Eating oats shown to help lower cholesterol levels

11th October 2016

A new study has showed that eating oats can lower bodily cholesterol levels, as measured by a variety of markers.

The research from St Michael's Hospital looked at data from 58 existing clinical trials involving almost 4,000 people from around the world and assessed the effect of diets enriched with beta-glucan, a viscous soluble fibre found in oats with numerous health benefits.

It was found that the oat-based diet was able to reduce levels of "bad" LDL cholesterol by 4.2 percent, while non-HDL cholesterol – total cholesterol minus healthy HDL cholesterol – fell by 4.8 percent.

Meanwhile, levels of apolipoprotein B (apoB) – a lipoprotein that carries bad cholesterol through the blood – was cut by 2.3 percent.

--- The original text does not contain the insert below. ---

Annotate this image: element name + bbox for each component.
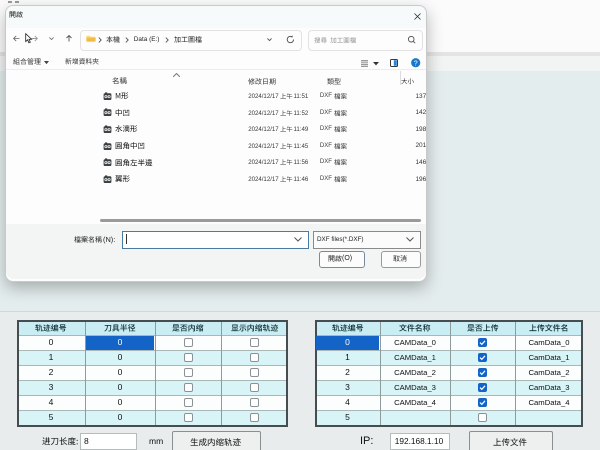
svg-text:?: ? — [414, 61, 418, 68]
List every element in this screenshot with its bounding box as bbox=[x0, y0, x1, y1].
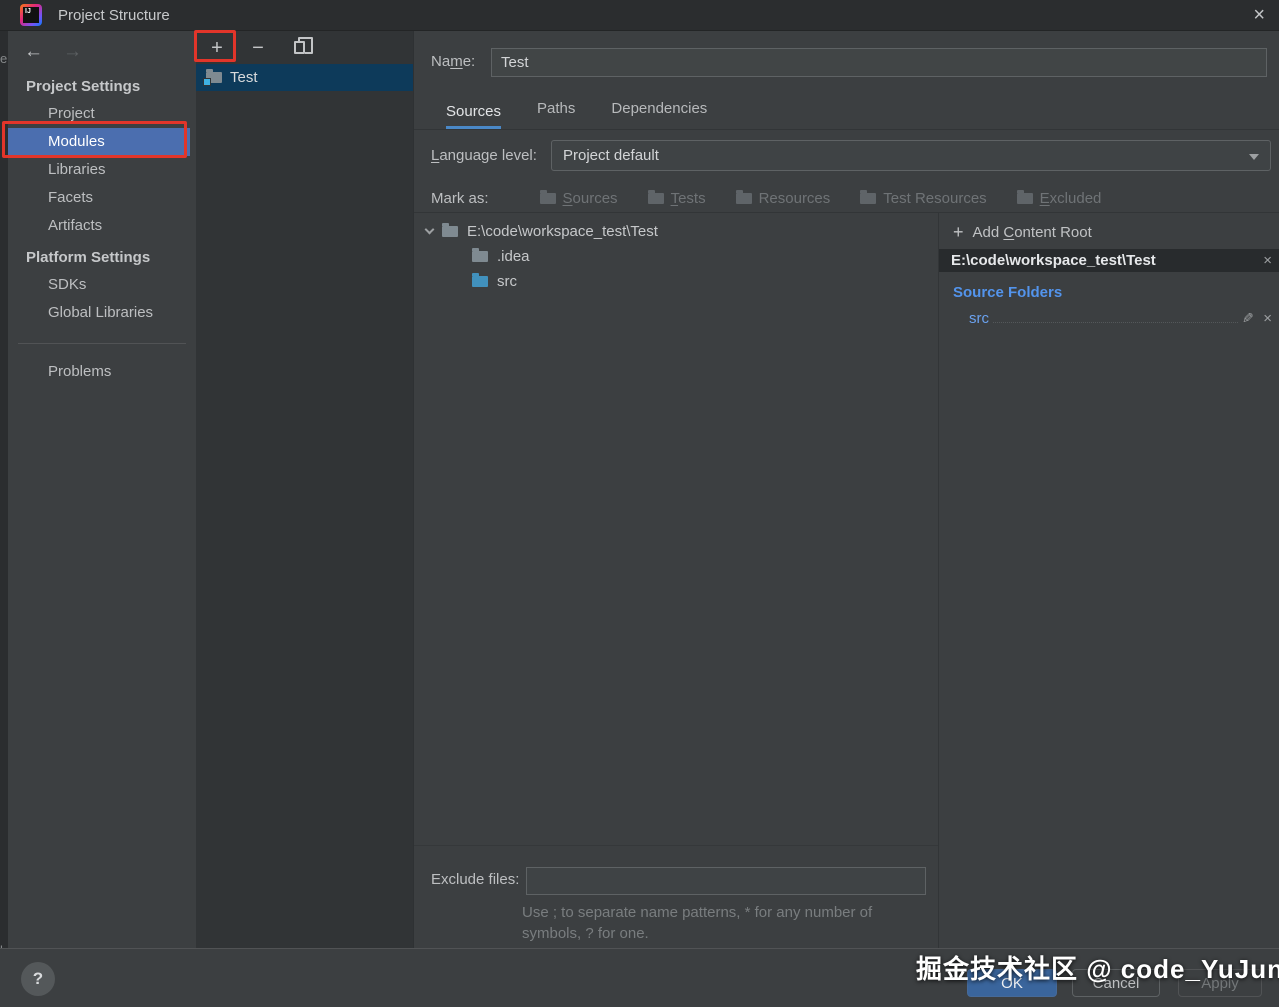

Dr Vladimir Vuksan, a research scientist and associate director of the Risk Factor Modification Centre of St Michael's Hospital, said: "Diets enriched with about 3.5 grams a day of beta-glucan fibre from oats were found to modestly improve LDL cholesterol [and] also non-HDC and apoB compared to control diets."

People can increase the amount of oat fibre in their diet by eating oatmeal, oat bran or certain oat-heavy baked products.